Ursachen für Überdruckprobleme beim Export aus InDesign

Ein häufiger Grund ist, dass schwarze Objekte standardmäßig die Einstellung Überdrucken haben. Wenn beispielsweise schwarzer Text oder Linien auf farbigem Hintergrund so konfiguriert sind, dass sie überdrucken, kann beim Exportieren oder Drucken der schwarze Farbauftrag nicht richtig aufgebaut werden und wirkt transparent oder unsichtbar. Ebenso können Ebenen oder Objekte aus Fremdprogrammen, die als PDF- oder EPS-Platzhalter importiert wurden, eigene Überdruckeinstellungen enthalten, die InDesign nicht immer automatisch erkennt oder anpasst.

Schritte zur Lösung von Überdruckproblemen

Zunächst sollte man alle relevanten Objekte in InDesign kontrollieren. Öffnen Sie dafür das Bedienfeld Attribute (über Fenster > Output > Attribute) und prüfen Sie bei ausgewähltem Objekt, ob Überdrucken für Kontur oder Flächen aktiviert ist. Bei Texten und Linien ist es sinnvoll, Überdrucken zu deaktivieren, sofern kein spezieller Effekt gewünscht ist. Besonders Schwarz (100 % K) muss oftmals ohne Überdrucken exportiert werden, damit er vollständig deckend ist.

Eine weitere Möglichkeit ist, die Überdrucken-Vorschau in InDesign zu aktivieren. Dadurch sieht man eine Simulation des späteren Druckergebnisses auf dem Bildschirm. Die Vorschau ist über das Menü Ansicht > Überdrucken-Vorschau abrufbar. So lassen sich problematische Bereiche frühzeitig erkennen und korrigieren.

Beim Exportieren des Dokuments als PDF sollten die Ausgabeoptionen sorgfältig eingestellt werden. Im Exportdialog von InDesign unter Ausgabe gibt es die Möglichkeit, die Farbkonvertierung vorzunehmen und Farbprofile oder Dot Gain zu definieren.
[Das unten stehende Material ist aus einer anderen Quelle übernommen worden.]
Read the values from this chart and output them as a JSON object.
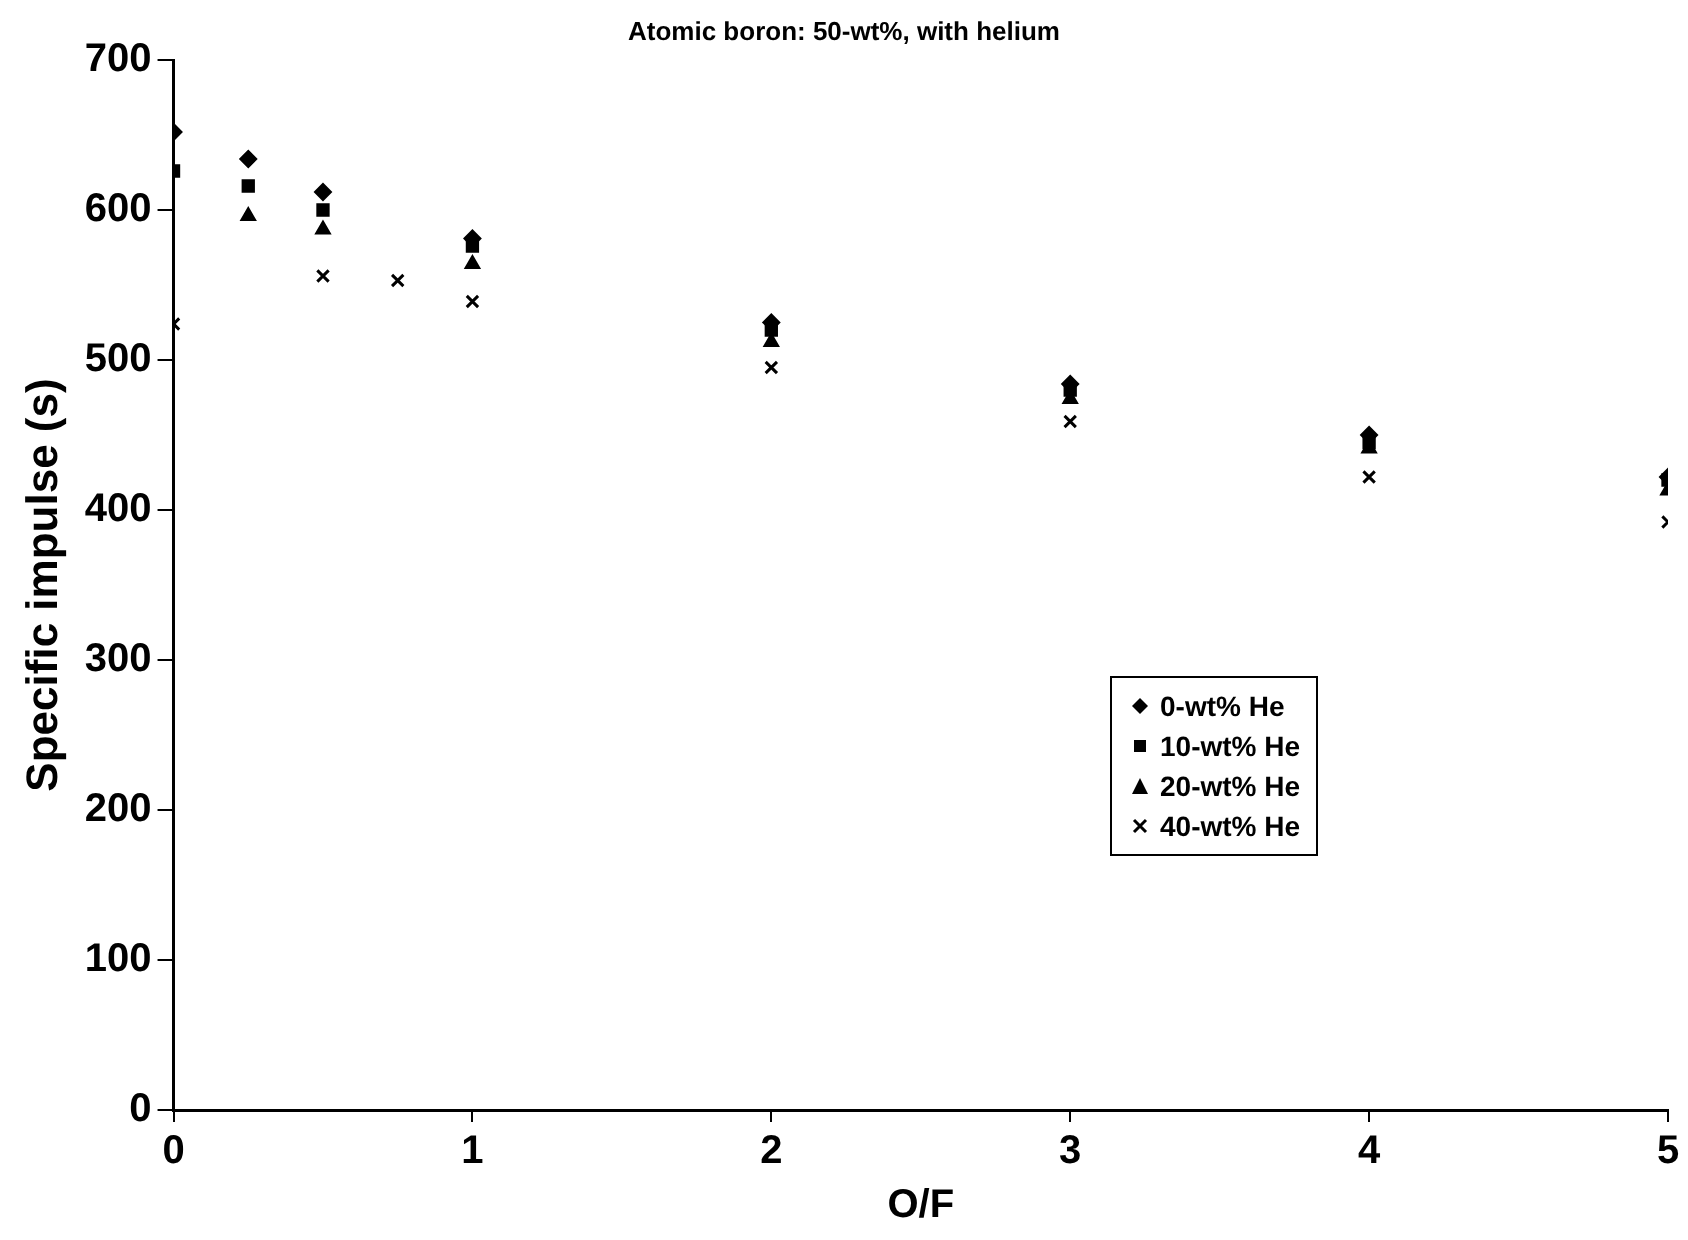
{
  "chart_data": {
    "type": "scatter",
    "title": "Atomic boron: 50-wt%, with helium",
    "xlabel": "O/F",
    "ylabel": "Specific impulse (s)",
    "xlim": [
      0,
      5
    ],
    "xticks": [
      0,
      1,
      2,
      3,
      4,
      5
    ],
    "ylim": [
      0,
      700
    ],
    "yticks": [
      0,
      100,
      200,
      300,
      400,
      500,
      600,
      700
    ],
    "grid": false,
    "legend": "right",
    "series": [
      {
        "name": "0-wt% He",
        "color": "#000000",
        "marker": "diamond",
        "x": [
          0,
          0.25,
          0.5,
          1,
          2,
          3,
          4,
          5
        ],
        "values": [
          652,
          634,
          612,
          581,
          525,
          484,
          450,
          422
        ]
      },
      {
        "name": "10-wt% He",
        "color": "#000000",
        "marker": "square",
        "x": [
          0,
          0.25,
          0.5,
          1,
          2,
          3,
          4,
          5
        ],
        "values": [
          626,
          616,
          600,
          576,
          520,
          480,
          445,
          420
        ]
      },
      {
        "name": "20-wt% He",
        "color": "#000000",
        "marker": "triangle",
        "x": [
          0.25,
          0.5,
          1,
          2,
          3,
          4,
          5
        ],
        "values": [
          596,
          587,
          564,
          512,
          474,
          441,
          413
        ]
      },
      {
        "name": "40-wt% He",
        "color": "#000000",
        "marker": "cross",
        "x": [
          0,
          0.5,
          0.75,
          1,
          2,
          3,
          4,
          5
        ],
        "values": [
          524,
          556,
          553,
          539,
          495,
          459,
          422,
          392
        ]
      }
    ]
  }
}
Dort sollte sichergestellt werden, dass keine unerwünschten Überdruck-Attribute automatisch übernommen werden. Falls das Problem weiterhin auftritt, kann das Aktivieren der Option Überdruck simulieren in der PDF-Exportkonfiguration helfen, das gewünschte Druckverhalten sicherzustellen.

Falls importierte Elemente aus Fremd-PDFs oder EPS-Dateien Überdruckattribute enthalten, empfiehlt es sich, diese im Ursprungssystem zu überprüfen oder in InDesign gegebenenfalls durch Umschaltung der Transparenzreduzierung (unter Voreinstellungen > Transparenzreduzierung) zu optimieren. Oft behebt eine hohe Transparenzreduzierung oder das Konvertieren in eine niedrigere PDF-Kompatibilität (etwa PDF/X-4 statt PDF/X-1a) Überdruckinkompatibilitäten.

Zusammenfassung

Überdruckprobleme treten oft auf, wenn Schwarz oder andere Objekte fälschlicherweise Überdruck aktiv haben oder importierte Dateien komplexe Überdruckattribute enthalten. Die Kontrolle und Anpassung der Überdruck-Einstellungen im Attribut-Bedienfeld, die Verwendung der Überdrucken-Vorschau sowie eine richtige PDF-Exportkonfiguration sind essenziell. Durch diese Maßnahmen kann sichergestellt werden, dass der finale Export visuell korrekt und drucktechnisch sauber ist.